Food plays a prominent role in all Jewish holidays, but nothing surpasses the importance of latkes during the Hanukkah. We all know that Christmas comes on December 25 each year. But Hanukkah? The festival, which lasts for eight days, can be early or late, occurring in November or December, depending on the yearly Hebrew calendar. However, when it falls, it is sure to include latkes.
Hanukkah commemorates the Maccabean victory over Antiochus IV in 165 BCE. After defeating the Syrians, the Jewish Maccabeans found their temple pillaged and its holy eternal light extinguished. Upon relighting that sacred oil lamp, they could find only enough oil to burn for one day. Replenishing the supply meant an eight-day round trip but miraculously, the holy light lasted for eight days! Today we light candles for eight days to commemorate the event. Children are often given a small gift as the candles are lit and a special prayer is recited. At that point, someone might remark, “There was a war, we won, let’s eat!” Eating on Hanukkah means food cooked in oil, another tribute to the miracle. Latkes lead the pack!

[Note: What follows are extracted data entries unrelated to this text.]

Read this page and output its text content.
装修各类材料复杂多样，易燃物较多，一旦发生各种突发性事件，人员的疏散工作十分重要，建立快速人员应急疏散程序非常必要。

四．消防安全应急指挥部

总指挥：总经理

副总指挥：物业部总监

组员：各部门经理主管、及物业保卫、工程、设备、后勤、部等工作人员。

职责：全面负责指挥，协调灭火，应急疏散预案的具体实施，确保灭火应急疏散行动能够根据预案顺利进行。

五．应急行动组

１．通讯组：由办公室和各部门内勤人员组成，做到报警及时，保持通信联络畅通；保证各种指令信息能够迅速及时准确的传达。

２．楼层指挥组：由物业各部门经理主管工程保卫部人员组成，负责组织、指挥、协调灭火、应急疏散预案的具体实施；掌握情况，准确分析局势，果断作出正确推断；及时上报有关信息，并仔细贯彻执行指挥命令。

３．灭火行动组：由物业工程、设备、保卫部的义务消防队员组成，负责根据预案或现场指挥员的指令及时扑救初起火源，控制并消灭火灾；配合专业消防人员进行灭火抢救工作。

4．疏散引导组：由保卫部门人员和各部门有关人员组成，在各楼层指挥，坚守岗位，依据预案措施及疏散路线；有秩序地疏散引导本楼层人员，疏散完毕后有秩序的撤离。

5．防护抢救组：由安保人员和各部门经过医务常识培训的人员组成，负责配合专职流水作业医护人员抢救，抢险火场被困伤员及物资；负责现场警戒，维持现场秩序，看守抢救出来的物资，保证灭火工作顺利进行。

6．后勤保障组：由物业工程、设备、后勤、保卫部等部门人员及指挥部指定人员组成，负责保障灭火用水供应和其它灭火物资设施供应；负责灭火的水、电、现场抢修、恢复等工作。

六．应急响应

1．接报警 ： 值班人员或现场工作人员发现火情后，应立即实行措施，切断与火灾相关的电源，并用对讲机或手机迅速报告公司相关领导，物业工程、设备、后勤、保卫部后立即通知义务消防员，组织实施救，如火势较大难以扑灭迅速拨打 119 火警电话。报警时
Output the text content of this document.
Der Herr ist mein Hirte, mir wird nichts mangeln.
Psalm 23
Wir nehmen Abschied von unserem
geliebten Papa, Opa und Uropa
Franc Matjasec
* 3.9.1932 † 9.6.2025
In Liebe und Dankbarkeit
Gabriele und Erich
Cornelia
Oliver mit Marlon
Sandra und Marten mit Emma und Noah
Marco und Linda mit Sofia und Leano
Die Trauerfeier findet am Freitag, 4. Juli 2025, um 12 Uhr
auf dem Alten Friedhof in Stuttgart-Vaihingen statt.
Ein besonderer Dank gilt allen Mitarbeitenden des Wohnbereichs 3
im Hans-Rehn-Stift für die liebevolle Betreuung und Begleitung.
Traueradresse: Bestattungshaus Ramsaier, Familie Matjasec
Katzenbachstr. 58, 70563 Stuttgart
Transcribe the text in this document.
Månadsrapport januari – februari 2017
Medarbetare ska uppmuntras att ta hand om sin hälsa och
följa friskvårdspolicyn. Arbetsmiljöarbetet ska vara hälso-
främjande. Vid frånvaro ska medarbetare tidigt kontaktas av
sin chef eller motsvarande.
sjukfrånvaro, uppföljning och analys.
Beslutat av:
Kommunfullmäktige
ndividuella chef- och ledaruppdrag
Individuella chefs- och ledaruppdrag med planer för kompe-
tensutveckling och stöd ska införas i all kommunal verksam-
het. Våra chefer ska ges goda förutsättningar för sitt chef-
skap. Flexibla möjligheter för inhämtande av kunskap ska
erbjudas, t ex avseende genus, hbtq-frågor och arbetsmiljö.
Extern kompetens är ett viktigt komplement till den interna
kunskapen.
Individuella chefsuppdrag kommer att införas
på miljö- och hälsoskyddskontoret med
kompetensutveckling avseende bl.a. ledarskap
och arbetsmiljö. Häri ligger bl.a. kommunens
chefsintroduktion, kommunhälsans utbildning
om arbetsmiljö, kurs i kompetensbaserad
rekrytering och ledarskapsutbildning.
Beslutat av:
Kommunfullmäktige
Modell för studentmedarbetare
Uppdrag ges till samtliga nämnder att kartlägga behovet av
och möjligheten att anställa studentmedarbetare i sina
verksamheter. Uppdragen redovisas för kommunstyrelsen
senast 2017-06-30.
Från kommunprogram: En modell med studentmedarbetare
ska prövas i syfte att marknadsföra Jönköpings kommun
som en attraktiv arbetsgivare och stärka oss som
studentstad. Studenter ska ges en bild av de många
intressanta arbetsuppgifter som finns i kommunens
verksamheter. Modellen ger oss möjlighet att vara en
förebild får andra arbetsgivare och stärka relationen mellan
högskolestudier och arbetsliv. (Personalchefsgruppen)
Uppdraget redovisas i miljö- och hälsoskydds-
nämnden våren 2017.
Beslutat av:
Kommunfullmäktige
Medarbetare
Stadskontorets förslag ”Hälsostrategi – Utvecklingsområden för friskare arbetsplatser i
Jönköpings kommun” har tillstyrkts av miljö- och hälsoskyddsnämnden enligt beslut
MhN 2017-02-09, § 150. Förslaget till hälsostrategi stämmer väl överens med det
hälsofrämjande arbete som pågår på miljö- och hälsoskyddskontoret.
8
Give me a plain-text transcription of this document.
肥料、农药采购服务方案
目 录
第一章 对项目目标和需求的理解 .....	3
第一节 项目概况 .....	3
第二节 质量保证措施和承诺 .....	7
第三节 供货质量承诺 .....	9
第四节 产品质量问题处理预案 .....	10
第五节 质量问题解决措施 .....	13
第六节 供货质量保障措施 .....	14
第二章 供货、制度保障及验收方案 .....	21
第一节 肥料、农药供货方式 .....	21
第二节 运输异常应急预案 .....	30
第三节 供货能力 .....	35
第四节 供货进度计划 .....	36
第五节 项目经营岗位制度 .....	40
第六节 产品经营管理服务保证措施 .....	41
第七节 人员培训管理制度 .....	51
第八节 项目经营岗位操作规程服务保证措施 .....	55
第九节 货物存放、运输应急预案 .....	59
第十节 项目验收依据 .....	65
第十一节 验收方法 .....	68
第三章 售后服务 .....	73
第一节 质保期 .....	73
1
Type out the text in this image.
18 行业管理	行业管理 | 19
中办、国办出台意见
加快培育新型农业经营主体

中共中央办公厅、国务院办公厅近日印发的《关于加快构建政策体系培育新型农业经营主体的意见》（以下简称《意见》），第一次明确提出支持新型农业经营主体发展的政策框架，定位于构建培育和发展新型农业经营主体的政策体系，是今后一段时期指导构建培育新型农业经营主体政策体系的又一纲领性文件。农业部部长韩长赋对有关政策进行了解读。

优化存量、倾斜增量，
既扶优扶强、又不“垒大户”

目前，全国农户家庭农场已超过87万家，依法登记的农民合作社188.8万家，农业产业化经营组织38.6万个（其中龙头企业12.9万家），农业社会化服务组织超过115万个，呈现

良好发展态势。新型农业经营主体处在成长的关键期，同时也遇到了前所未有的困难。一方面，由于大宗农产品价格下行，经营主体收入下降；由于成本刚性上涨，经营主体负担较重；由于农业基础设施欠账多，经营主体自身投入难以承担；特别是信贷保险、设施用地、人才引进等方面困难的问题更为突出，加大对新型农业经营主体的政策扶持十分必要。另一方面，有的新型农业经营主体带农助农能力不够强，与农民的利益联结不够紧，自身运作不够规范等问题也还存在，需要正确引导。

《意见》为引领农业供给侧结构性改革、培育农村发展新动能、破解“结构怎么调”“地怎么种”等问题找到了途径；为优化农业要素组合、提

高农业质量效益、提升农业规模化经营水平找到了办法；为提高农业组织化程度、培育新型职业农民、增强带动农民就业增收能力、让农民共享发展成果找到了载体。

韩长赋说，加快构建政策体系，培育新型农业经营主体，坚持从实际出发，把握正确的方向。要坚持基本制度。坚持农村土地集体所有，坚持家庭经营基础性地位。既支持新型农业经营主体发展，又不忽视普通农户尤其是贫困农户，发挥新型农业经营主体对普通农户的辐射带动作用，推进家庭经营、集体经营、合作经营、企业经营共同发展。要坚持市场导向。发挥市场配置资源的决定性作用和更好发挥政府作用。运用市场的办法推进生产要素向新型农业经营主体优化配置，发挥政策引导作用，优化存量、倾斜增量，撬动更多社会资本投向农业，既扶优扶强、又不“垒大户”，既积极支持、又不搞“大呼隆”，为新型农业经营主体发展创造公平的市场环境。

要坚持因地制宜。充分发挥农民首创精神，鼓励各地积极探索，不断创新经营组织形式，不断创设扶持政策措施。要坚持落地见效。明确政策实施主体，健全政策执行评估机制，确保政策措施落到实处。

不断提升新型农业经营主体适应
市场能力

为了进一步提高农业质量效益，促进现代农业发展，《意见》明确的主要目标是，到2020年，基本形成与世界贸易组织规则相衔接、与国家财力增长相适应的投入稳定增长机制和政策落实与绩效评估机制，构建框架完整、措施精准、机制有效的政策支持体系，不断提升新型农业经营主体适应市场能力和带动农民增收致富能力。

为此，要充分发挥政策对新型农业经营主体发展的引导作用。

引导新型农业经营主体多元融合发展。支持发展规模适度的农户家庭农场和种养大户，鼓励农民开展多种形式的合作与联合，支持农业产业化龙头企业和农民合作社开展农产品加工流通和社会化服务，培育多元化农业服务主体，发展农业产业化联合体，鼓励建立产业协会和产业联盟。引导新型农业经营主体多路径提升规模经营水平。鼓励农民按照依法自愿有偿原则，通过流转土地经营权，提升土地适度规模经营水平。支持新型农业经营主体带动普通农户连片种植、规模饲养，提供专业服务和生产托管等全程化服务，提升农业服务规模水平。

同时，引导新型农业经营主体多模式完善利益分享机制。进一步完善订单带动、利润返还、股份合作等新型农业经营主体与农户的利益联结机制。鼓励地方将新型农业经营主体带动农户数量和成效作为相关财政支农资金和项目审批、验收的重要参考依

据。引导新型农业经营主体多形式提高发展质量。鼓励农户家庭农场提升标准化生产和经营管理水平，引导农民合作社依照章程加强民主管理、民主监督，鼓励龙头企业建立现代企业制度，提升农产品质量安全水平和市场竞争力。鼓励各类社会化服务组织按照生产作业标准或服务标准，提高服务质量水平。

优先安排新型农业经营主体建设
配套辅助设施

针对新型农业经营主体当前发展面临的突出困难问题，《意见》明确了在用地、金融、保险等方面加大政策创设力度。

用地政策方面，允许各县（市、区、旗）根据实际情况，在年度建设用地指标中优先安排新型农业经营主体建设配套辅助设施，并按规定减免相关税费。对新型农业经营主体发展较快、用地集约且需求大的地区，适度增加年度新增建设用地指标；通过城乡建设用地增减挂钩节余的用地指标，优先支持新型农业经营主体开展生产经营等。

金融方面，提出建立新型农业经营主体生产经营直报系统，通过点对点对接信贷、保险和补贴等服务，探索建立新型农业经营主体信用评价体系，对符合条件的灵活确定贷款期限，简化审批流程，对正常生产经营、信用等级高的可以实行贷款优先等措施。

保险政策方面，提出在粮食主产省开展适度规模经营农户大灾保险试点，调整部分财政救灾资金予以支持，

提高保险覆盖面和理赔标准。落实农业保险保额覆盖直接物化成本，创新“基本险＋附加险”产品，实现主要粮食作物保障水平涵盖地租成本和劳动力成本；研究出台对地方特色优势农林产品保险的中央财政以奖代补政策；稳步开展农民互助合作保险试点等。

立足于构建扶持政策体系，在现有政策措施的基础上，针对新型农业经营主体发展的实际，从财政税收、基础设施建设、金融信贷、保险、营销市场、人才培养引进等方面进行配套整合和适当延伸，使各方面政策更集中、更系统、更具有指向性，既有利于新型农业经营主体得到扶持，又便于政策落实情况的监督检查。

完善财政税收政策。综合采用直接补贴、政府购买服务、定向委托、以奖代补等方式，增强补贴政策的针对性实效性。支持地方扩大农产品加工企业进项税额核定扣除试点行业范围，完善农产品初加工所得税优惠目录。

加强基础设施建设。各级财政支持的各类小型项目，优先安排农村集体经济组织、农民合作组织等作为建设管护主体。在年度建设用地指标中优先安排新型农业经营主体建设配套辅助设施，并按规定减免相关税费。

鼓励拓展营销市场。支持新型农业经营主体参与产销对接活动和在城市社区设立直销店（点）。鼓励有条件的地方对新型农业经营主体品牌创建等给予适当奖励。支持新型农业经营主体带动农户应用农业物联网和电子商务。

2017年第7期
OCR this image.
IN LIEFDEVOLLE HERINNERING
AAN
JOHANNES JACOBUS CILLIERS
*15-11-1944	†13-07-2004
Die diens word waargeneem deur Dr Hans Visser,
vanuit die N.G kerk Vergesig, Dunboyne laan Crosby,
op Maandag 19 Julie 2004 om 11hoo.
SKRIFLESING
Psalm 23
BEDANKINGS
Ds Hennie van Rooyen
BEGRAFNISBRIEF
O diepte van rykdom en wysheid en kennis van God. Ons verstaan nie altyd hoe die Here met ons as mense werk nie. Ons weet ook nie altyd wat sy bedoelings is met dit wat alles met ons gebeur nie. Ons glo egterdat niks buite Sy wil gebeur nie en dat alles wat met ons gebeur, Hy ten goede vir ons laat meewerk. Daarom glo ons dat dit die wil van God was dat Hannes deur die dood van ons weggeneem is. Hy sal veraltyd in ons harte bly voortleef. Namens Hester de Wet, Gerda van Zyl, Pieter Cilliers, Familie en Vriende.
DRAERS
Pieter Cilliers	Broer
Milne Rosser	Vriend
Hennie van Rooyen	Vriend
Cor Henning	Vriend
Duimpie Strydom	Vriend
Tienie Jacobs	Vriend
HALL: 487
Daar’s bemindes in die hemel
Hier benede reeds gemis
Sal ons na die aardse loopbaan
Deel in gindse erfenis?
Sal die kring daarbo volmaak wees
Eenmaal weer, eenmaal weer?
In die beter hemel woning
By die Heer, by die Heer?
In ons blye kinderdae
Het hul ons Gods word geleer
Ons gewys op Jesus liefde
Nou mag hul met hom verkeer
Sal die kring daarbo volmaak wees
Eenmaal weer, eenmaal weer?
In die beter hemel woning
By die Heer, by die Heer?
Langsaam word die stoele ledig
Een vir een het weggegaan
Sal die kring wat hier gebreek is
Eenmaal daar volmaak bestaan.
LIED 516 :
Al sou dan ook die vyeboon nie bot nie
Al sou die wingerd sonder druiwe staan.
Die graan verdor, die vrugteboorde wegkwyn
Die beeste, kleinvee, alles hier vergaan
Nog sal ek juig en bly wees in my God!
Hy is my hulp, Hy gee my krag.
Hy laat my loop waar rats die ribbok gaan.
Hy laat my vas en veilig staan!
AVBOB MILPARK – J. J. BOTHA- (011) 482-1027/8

The basic recipe for these potato pancakes is simple. Peel and grate raw potatoes, add eggs, seasoning and a binder such as flour or matzo meal. When the oil is sizzling, the latkes are added. However, when making latkes is a group effort (as often happens), there can be many conflicting ideas. Do you add onions? How many? Do you form each latka by slipping a spoonful of the batter into the oil or do you form it on your palm first? How much salt and pepper and maybe paprika or dill? The batter will become looser as you work — how much binder to thicken it again? How many should you fry at one time to keep the oil hot? Should they be removed when light brown, or do you like them well done? Fried latkes must be transferred to a paper towel-lined tray to drain and keep them crisp. One friend maintains that they must then go immediately into the mouth. I follow my mother-in-law’s routine and stand them up carefully in a loaf pan, the bottom lined with towels for further drainage. They can then be reheated in the oven or even frozen until needed. Though frowned upon by some, this convenience is practical for large gatherings with multiple latka donors and can lead to terrific latka tastings. The smell of the hot oil is a basic by product of Hanukkah, so some delicate souls make theirs in their garage or outdoors.
Purists would certainly embrace the Israeli practice of oil-fried jelly donuts, but new innovative latke recipes? I don’t think so. Sweet potato latkes? Carrot latkes? Cottage cheese latkes? Not for me! Just spread some applesauce or sour cream on a nice hot potato latke — mmmm.